On February 16th the Canadian Marketing Association held a CASL Workshop to help ensure that CMA Members are taking the right steps to maintain their CASL compliance programs and avoid hefty fines.
The Workshop was a great success, with a strong turnout and a number of productive conversations taking place. Attendees of the workshop were divided into eight tables, each of which discussed two specific areas within CASL. Some of the key observations and conclusions from each area can be seen below.
Third Party Marketing & Referrals
- According to recent rulings, third party use of implied consent to send CEMs is a violation of CASL.
- The party with the consent ought to be considered as the sender.
- Providing an opt-out on behalf of two organizations gives consumers more control, but can be confusing and may not be strictly necessary.
- When a message is being sent out with messages of multiple parties, the list owner ultimately has the relationship, and is therefore the one to manage unsubscribe.
- It is important to appreciate the interaction between marketing and sales, and to capture business card information.
- The onus of proof is on the sender that the content of a CEM is tied to the role of the recipient.
- The human factor plays a critical role when relying on the B2B provisions, and making a judgement about a relationship.
- As demonstrated in the Blackstone case, the CRTC will consider the size of your business and previous offences when assessing an AMP.
- When collecting contact information, even at a trade show, ensure that your intentions are prominently displayed.
- SMEs and large corporations have different approaches when it comes to proving Existing Business Relationships.
- If you inherit a list of implied consents based on Existing Business Relationships, you should be overly cautious in your communications with them – don’t take the chance.

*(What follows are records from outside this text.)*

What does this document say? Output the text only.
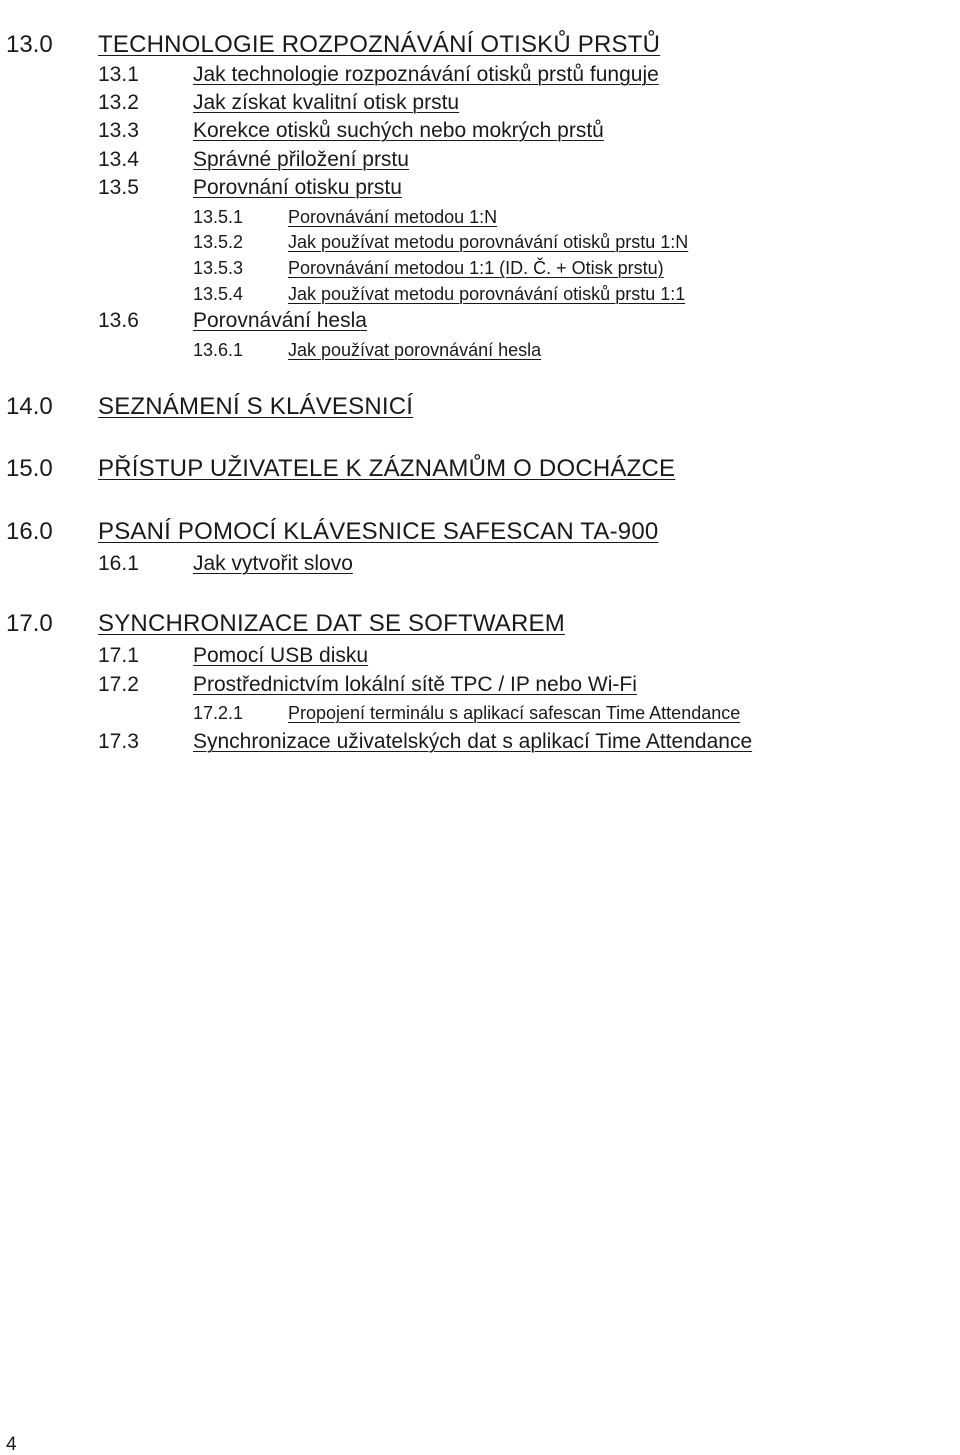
13.0 TECHNOLOGIE ROZPOZNÁVÁNÍ OTISKŮ PRSTŮ
13.1	Jak technologie rozpoznávání otisků prstů funguje
13.2	Jak získat kvalitní otisk prstu
13.3	Korekce otisků suchých nebo mokrých prstů
13.4	Správné přiložení prstu
13.5	Porovnání otisku prstu
13.5.1 Porovnávání metodou 1:N
13.5.2 Jak používat metodu porovnávání otisků prstu 1:N
13.5.3 Porovnávání metodou 1:1 (ID. Č. + Otisk prstu)
13.5.4 Jak používat metodu porovnávání otisků prstu 1:1
13.6	Porovnávání hesla
13.6.1 Jak používat porovnávání hesla
14.0 SEZNÁMENÍ S KLÁVESNICÍ
15.0 PŘÍSTUP UŽIVATELE K ZÁZNAMŮM O DOCHÁZCE
16.0 PSANÍ POMOCÍ KLÁVESNICE SAFESCAN TA-900
16.1	Jak vytvořit slovo
17.0 SYNCHRONIZACE DAT SE SOFTWAREM
17.1	Pomocí USB disku
17.2	Prostřednictvím lokální sítě TPC / IP nebo Wi-Fi
17.2.1 Propojení terminálu s aplikací safescan Time Attendance
17.3	Synchronizace uživatelských dat s aplikací Time Attendance
4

- Don’t be afraid to consult the CRTC with any questions you may have about forms of consent – they seem willing to discuss openly.
- It’s vital to be transparent with customers when asking for consent (what are you using their information for?)
- Section 6.6 states that service type emails are exempt from CASL’s consent requirements, however they technically require an unsubscribe.
- When including an unsubscribe on a service message, only give the recipient the option to unsubscribe from marketing communications – not future service messages. Ideally use a preference centre.
- Do not mix marketing communications with service emails.
- Surveys are only considered CEMs when the incentive is seen to be benefiting the company deploying the survey.
- To exempt surveys from CASL, ensure that any incentive is unrelated to your business.
July 1, 2017
- Section 66 describes the expiration of 3-year transitional implied consent for CEMs rule.
- Label people for whom you have express consent with a green light. Label people who have unsubscribed with a red light. Label people who you are relying on either the 3-year, 6-month, or 2-year consents with a yellow light.
- Try to harvest consents at live functions.
- The view is that PRA will not have retroactive application, though this could ultimately be decided in court if there is a PRA.
- Try to re-engage with 3-year transitional provision people before July 1, 2017.
- When you receive a business card, you should physically keep the card, or digitally copy it and track it in your CRM.
- Track consents across messaging types (SMS, email, social media, etc.)
- Ensure annual training and written policies to keep all staff up to speed.
- Plan in advance and be ready for the regulator and/or class action. Have a set of instructions for your company.
- Anything that is “posted” does not qualify as being covered by CASL. However instant messaging platforms are covered, but they may have CASL compliant features.
- Tweets may be CEMs in nature, but the act of publishing does not fall under CASL.
- When relying on the personal relationship exemption, do you really know the person on social media? Or only their alias.
- You can rely on the B2B provision if the email address is conspicuously published, there is no disclaimer, and the message is relevant to the recipients business role.
- Most social media platforms have built-in mechanisms that comply with CASL (identification, unsubscribe, consent)
- Is the installation of a mobile app from an app platform regulated by CASL? If so, when a consumer clicks “install”, is that adequate consent – presumably, unless there’s software operating that the consumer wouldn’t expect, like malware.
- With very limited real estate in mobile apps, it’s challenging to provide written acknowledgement and implementation of all CASL requirements.
- Are cookies regulated by CASL? It’s essentially a tool, so it should be regulated. But Parliament added an exception which expanded the scope. Another area open to interpretations and challenge.
July 1, 2017 remains a significant day for Canada’s marketing community. Not only will businesses communicating electronically in Canada lose the benefit of CASL’s transitional provisions, but one of the most potentially damaging provisions of the law will be coming into force: the private right of action.
While many organizations have already devoted a considerable amount of time and resources ensuring compliance with CASL, the risks and potential costs of non-compliance are to grow exponentially because of PRA. In the meantime, it’s critical that organizations review their compliance programs with these two developments in mind.